Creating a customized reference alignment for V1-V2

Hi,
I follow the MiSeq_SOP and this post to create my customized db for the V1V2 region by using Silva 132. Everything seems to work well; however, I am not getting such consensus results as in the case of MiSeq_SOP (see the table at the end of this post, it is the result of summary.seqs). Especially, I am worried about the minimum and maximum value. Does this indicate some issue? Do I have to do some additional steps before aligning it to my sequences?

I did:

  1. pcr.seqs(fasta=ecoli.16srrna.fasta, oligos= oligos_primers.txt)
    oligos_primers.txt looks as follow
    forward GTTYGATYMTGGCTCAG
    reverse GCWGCCWCCCGTAGGWGT

  2. align.seqs(fasta=ecoli.16srrna.pcr.fasta, reference= head_silva.nr_v132.align)
    Download the most updated version of Silva (132) “Full length sequences and taxonomy references”.
    This file is pretty big so use head e.g. 29912 (this is the length of the Silva db included in MiSeq_SOP).

  3. align.seqs(fasta=ecoli.16srrna.pcr.fasta, reference= head_silva.nr_v132.align)

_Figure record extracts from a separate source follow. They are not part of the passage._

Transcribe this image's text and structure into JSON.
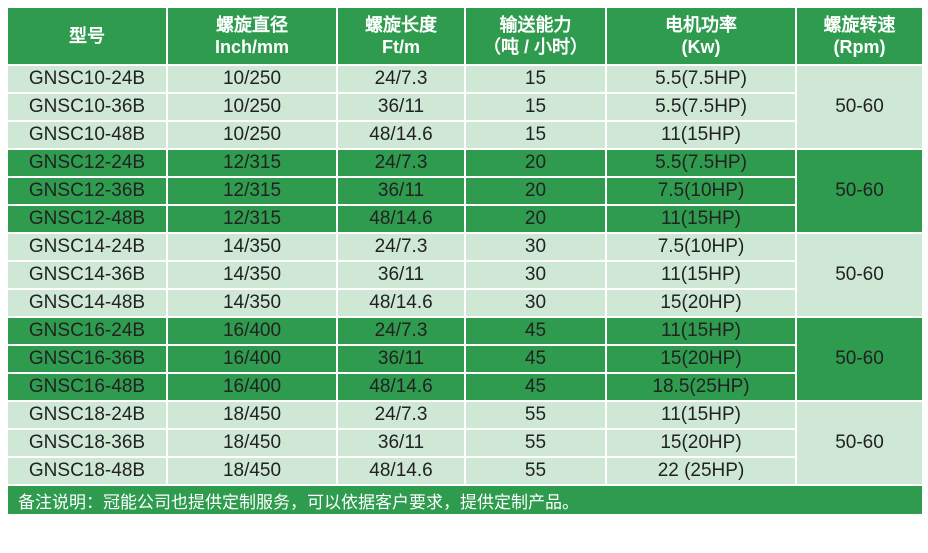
{
  "headers": [
    {
      "l1": "型号",
      "l2": ""
    },
    {
      "l1": "螺旋直径",
      "l2": "Inch/mm"
    },
    {
      "l1": "螺旋长度",
      "l2": "Ft/m"
    },
    {
      "l1": "输送能力",
      "l2": "（吨 / 小时）"
    },
    {
      "l1": "电机功率",
      "l2": "(Kw)"
    },
    {
      "l1": "螺旋转速",
      "l2": "(Rpm)"
    }
  ],
  "groups": [
    {
      "rpm": "50-60",
      "rows": [
        [
          "GNSC10-24B",
          "10/250",
          "24/7.3",
          "15",
          "5.5(7.5HP)"
        ],
        [
          "GNSC10-36B",
          "10/250",
          "36/11",
          "15",
          "5.5(7.5HP)"
        ],
        [
          "GNSC10-48B",
          "10/250",
          "48/14.6",
          "15",
          "11(15HP)"
        ]
      ]
    },
    {
      "rpm": "50-60",
      "rows": [
        [
          "GNSC12-24B",
          "12/315",
          "24/7.3",
          "20",
          "5.5(7.5HP)"
        ],
        [
          "GNSC12-36B",
          "12/315",
          "36/11",
          "20",
          "7.5(10HP)"
        ],
        [
          "GNSC12-48B",
          "12/315",
          "48/14.6",
          "20",
          "11(15HP)"
        ]
      ]
    },
    {
      "rpm": "50-60",
      "rows": [
        [
          "GNSC14-24B",
          "14/350",
          "24/7.3",
          "30",
          "7.5(10HP)"
        ],
        [
          "GNSC14-36B",
          "14/350",
          "36/11",
          "30",
          "11(15HP)"
        ],
        [
          "GNSC14-48B",
          "14/350",
          "48/14.6",
          "30",
          "15(20HP)"
        ]
      ]
    },
    {
      "rpm": "50-60",
      "rows": [
        [
          "GNSC16-24B",
          "16/400",
          "24/7.3",
          "45",
          "11(15HP)"
        ],
        [
          "GNSC16-36B",
          "16/400",
          "36/11",
          "45",
          "15(20HP)"
        ],
        [
          "GNSC16-48B",
          "16/400",
          "48/14.6",
          "45",
          "18.5(25HP)"
        ]
      ]
    },
    {
      "rpm": "50-60",
      "rows": [
        [
          "GNSC18-24B",
          "18/450",
          "24/7.3",
          "55",
          "11(15HP)"
        ],
        [
          "GNSC18-36B",
          "18/450",
          "36/11",
          "55",
          "15(20HP)"
        ],
        [
          "GNSC18-48B",
          "18/450",
          "48/14.6",
          "55",
          "22 (25HP)"
        ]
      ]
    }
  ],
  "footer": "备注说明：冠能公司也提供定制服务，可以依据客户要求，提供定制产品。",
  "colors": {
    "green": "#2e9b4e",
    "light": "#cfe8d6"
  }
}
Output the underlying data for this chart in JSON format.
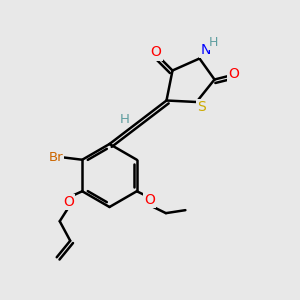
{
  "bg_color": "#e8e8e8",
  "atom_colors": {
    "C": "#000000",
    "H": "#5f9ea0",
    "N": "#0000ff",
    "O": "#ff0000",
    "S": "#ccaa00",
    "Br": "#cc6600"
  },
  "bond_color": "#000000",
  "bond_width": 1.8,
  "dbo": 0.12,
  "figsize": [
    3.0,
    3.0
  ],
  "dpi": 100,
  "xlim": [
    0,
    10
  ],
  "ylim": [
    0,
    10
  ],
  "font_size": 9.5
}
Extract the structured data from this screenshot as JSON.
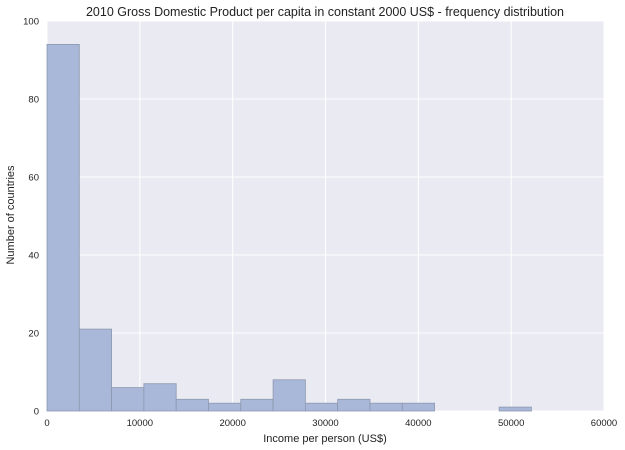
{
  "chart_data": {
    "type": "bar",
    "title": "2010 Gross Domestic Product per capita in constant 2000 US$ - frequency distribution",
    "xlabel": "Income per person (US$)",
    "ylabel": "Number of countries",
    "xlim": [
      0,
      60000
    ],
    "ylim": [
      0,
      100
    ],
    "xticks": [
      "0",
      "10000",
      "20000",
      "30000",
      "40000",
      "50000",
      "60000"
    ],
    "yticks": [
      "0",
      "20",
      "40",
      "60",
      "80",
      "100"
    ],
    "grid": true,
    "bins": [
      {
        "x0": 0,
        "x1": 3479,
        "count": 94
      },
      {
        "x0": 3479,
        "x1": 6958,
        "count": 21
      },
      {
        "x0": 6958,
        "x1": 10437,
        "count": 6
      },
      {
        "x0": 10437,
        "x1": 13916,
        "count": 7
      },
      {
        "x0": 13916,
        "x1": 17395,
        "count": 3
      },
      {
        "x0": 17395,
        "x1": 20874,
        "count": 2
      },
      {
        "x0": 20874,
        "x1": 24353,
        "count": 3
      },
      {
        "x0": 24353,
        "x1": 27832,
        "count": 8
      },
      {
        "x0": 27832,
        "x1": 31311,
        "count": 2
      },
      {
        "x0": 31311,
        "x1": 34790,
        "count": 3
      },
      {
        "x0": 34790,
        "x1": 38269,
        "count": 2
      },
      {
        "x0": 38269,
        "x1": 41748,
        "count": 2
      },
      {
        "x0": 41748,
        "x1": 45227,
        "count": 0
      },
      {
        "x0": 45227,
        "x1": 48706,
        "count": 0
      },
      {
        "x0": 48706,
        "x1": 52185,
        "count": 1
      }
    ]
  }
}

  4. summary.seqs(fasta=ecoli.16srrna.pcr.align)
    Results: start position is 1046 and end is 6333

  5. pcr.seqs(fasta=silva.nr_v132.align, start=1046, end=6333, keepdots=F, processors=16)

  6. rename.file(input=silva.nr_v132.pcr.align, new=silva132.V12.fasta)

  7. summary.seqs(fasta=silva132.V12.fasta)

            Start   End     NBases  Ambigs  Polymer NumSeqs
    

Minimum: 1 3929 214 0 3 1
2.5%-tile: 1 5286 273 0 3 5328
25%-tile: 2 5286 299 0 4 53280
Median: 2 5286 305 0 5 106560
75%-tile: 2 5286 317 0 5 159840
97.5%-tile: 2 5286 388 0 6 207792
Maximum: 74 5286 1047 5 15 213119
Mean: 1 5285 310 0 4

of Seqs: 213119

Many thanks, Joanna

Hi,

You might add a screen.seqs step like this…

screen.seqs(fasta=silva.nr_v132.pcr.align, start=2, end=5286)
rename.file(input=silva.nr_v132.pcr.good.align, new=silva132.V12.fasta)

This topic was automatically closed 10 days after the last reply. New replies are no longer allowed.